Hartford High School was a comprehensive public high school located in the rural community of Hartford, Arkansas, United States. The school provided secondary education for students in grades 7 through 12. It was one of six public high schools in Sebastian County, Arkansas. It was at first in Hartford School District until 2015, then in the Hackett School District from 2015 until its 2018 closure.

Its boundary included Hartford and Midland.

==History==
It became a part of the Hackett School District in 2015. Due to financial issues, the school closed in 2018. It closed at the same time as the Hartford elementary school; the two schools combined had 228 students at the time.

== Academics ==
Hartford High School was accredited by the Arkansas Department of Education (ADE). The assumed course of study followed the ADE Smart Core curriculum, which required students complete at least 22 units prior to graduation. Students completed regular coursework and exams and may take Advanced Placement (AP) courses and exam with the opportunity to receive college credit prior to high school graduation.

== Athletics ==
The Hartford High School mascot and athletic emblem was the Beaver with the name stylized as the "Hustlers" and maroon and gray as the school colors.
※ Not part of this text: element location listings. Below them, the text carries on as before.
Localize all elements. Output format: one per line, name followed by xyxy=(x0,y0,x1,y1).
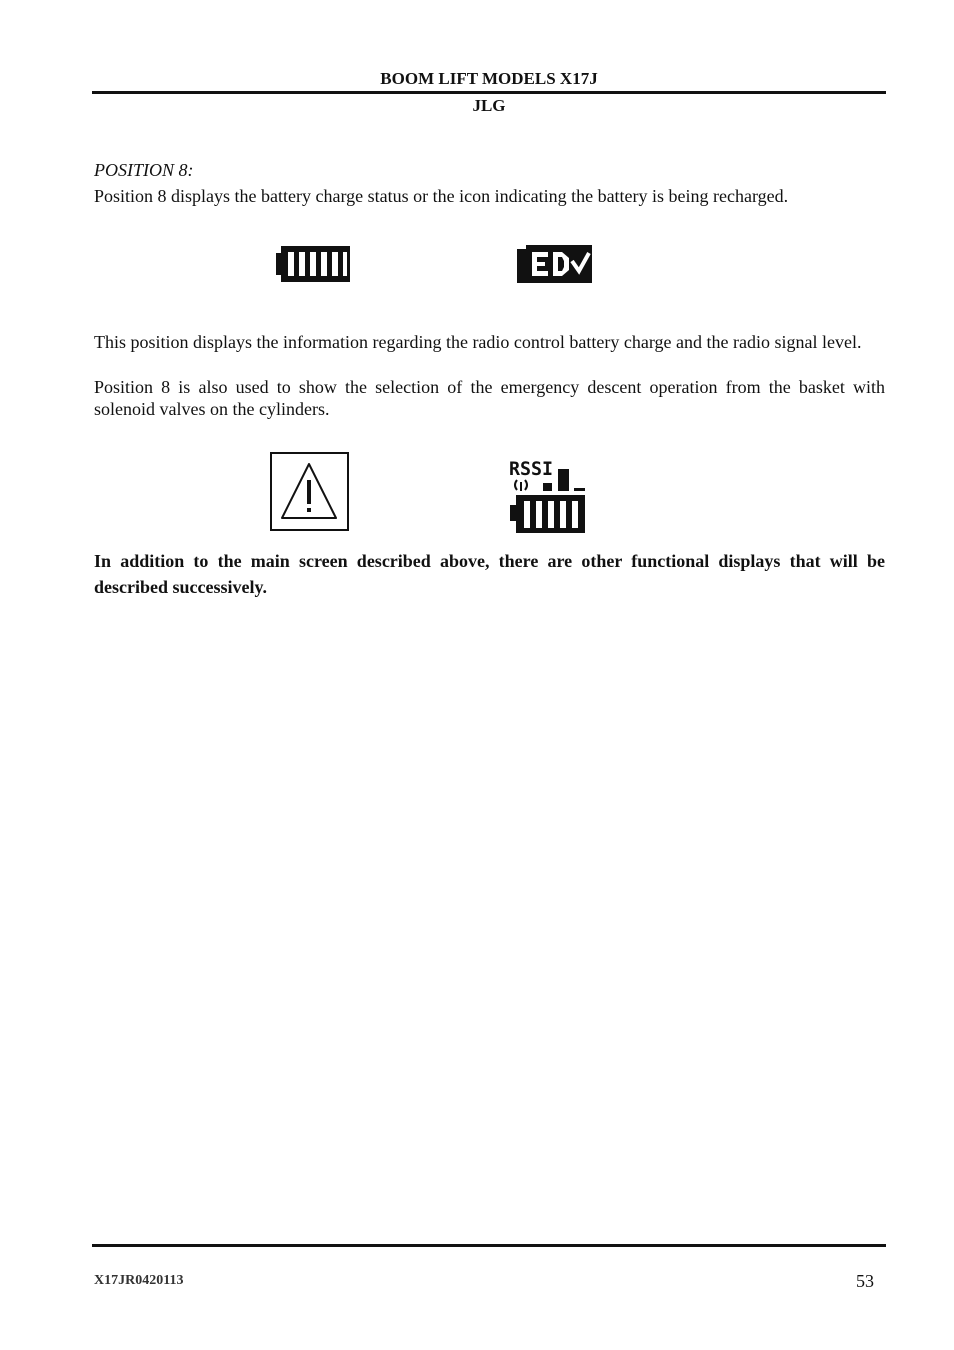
document-title: BOOM LIFT MODELS X17J xyxy=(380,69,598,88)
rssi-signal-battery-icon xyxy=(508,455,590,535)
footer-divider xyxy=(92,1244,886,1247)
paragraph-radio-info: This position displays the information regarding the radio control battery charge and the radio signal level. xyxy=(94,332,862,352)
section-heading: POSITION 8: xyxy=(94,160,194,180)
rssi-label: RSSI xyxy=(509,458,553,480)
header-divider xyxy=(92,91,886,94)
page-number: 53 xyxy=(856,1271,874,1291)
battery-charging-icon xyxy=(517,243,595,285)
warning-triangle-icon xyxy=(270,452,350,532)
paragraph-other-displays: In addition to the main screen described above, there are other functional displays that will be described successively. xyxy=(94,551,885,597)
paragraph-battery-status: Position 8 displays the battery charge status or the icon indicating the battery is being recharged. xyxy=(94,186,789,206)
battery-full-icon xyxy=(276,244,352,284)
document-code: X17JR0420113 xyxy=(94,1273,184,1288)
document-brand: JLG xyxy=(472,96,506,115)
paragraph-emergency-descent: Position 8 is also used to show the selection of the emergency descent operation from the basket with solenoid valves on the cylinders. xyxy=(94,377,885,419)
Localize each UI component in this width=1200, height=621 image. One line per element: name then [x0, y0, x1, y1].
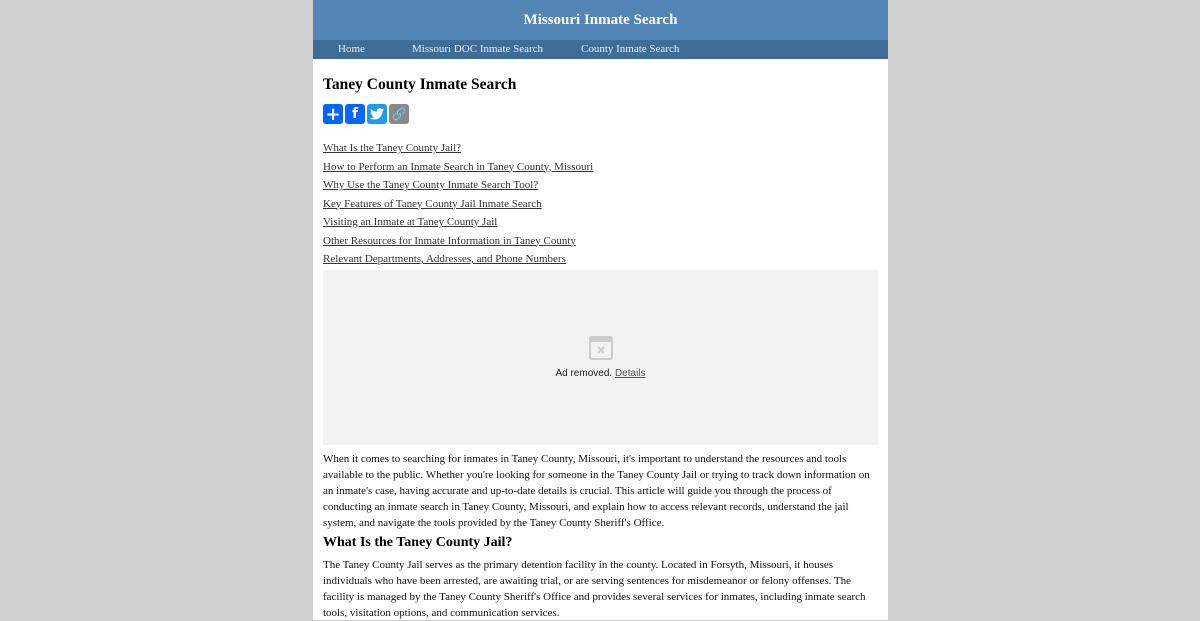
copy-link-icon[interactable]: 🔗 — [389, 104, 409, 124]
nav-bar — [313, 40, 888, 59]
nav-missouri-doc[interactable]: Missouri DOC Inmate Search — [412, 43, 544, 55]
facebook-icon[interactable]: f — [345, 104, 365, 124]
toc-link[interactable]: What Is the Taney County Jail? — [323, 142, 462, 154]
plus-icon[interactable]: + — [323, 104, 343, 124]
table-of-contents — [323, 142, 878, 272]
twitter-icon[interactable] — [367, 104, 387, 124]
toc-link[interactable]: Key Features of Taney County Jail Inmate Search — [323, 197, 542, 210]
share-buttons — [323, 104, 878, 124]
ad-details-link[interactable]: Details — [614, 367, 646, 379]
ad-removed-text: Ad removed. — [555, 367, 613, 379]
toc-link[interactable]: How to Perform an Inmate Search in Taney County, Missouri — [323, 160, 594, 173]
page-container — [313, 0, 888, 620]
ad-placeholder — [323, 270, 878, 445]
site-title[interactable]: Missouri Inmate Search — [313, 0, 888, 40]
section-paragraph: The Taney County Jail serves as the primary detention facility in the county. Located in Forsyth, Missouri, it houses individuals who have been arrested, are awaiting trial, or are serving sentences for misdemeanor or felony offenses. The facility is managed by the Taney County Sheriff's Office and provides several services for inmates, including inmate search tools, visitation options, and communication services. — [323, 558, 866, 619]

The Hartford Hustlers competed in interscholastic activities within the 1A Classification—the state's smallest classification— 1A Region 4 West Conference (basketball), as administered by the Arkansas Activities Association. The Hustlers had teams in basketball (boys/girls), baseball, fastpitch softball, cheer, and track and field (boys/girls). A decision was made at the start of the 2014-15 school year to eliminate the football program due to financial concerns and lack of interest. Hartford students could still play football via their former football rival Hackett High School. In the new classification cycle Hartford fell into Class 1A for all sports.

Per the school's website, Hartford was the first high school in Arkansas with a lighted football field.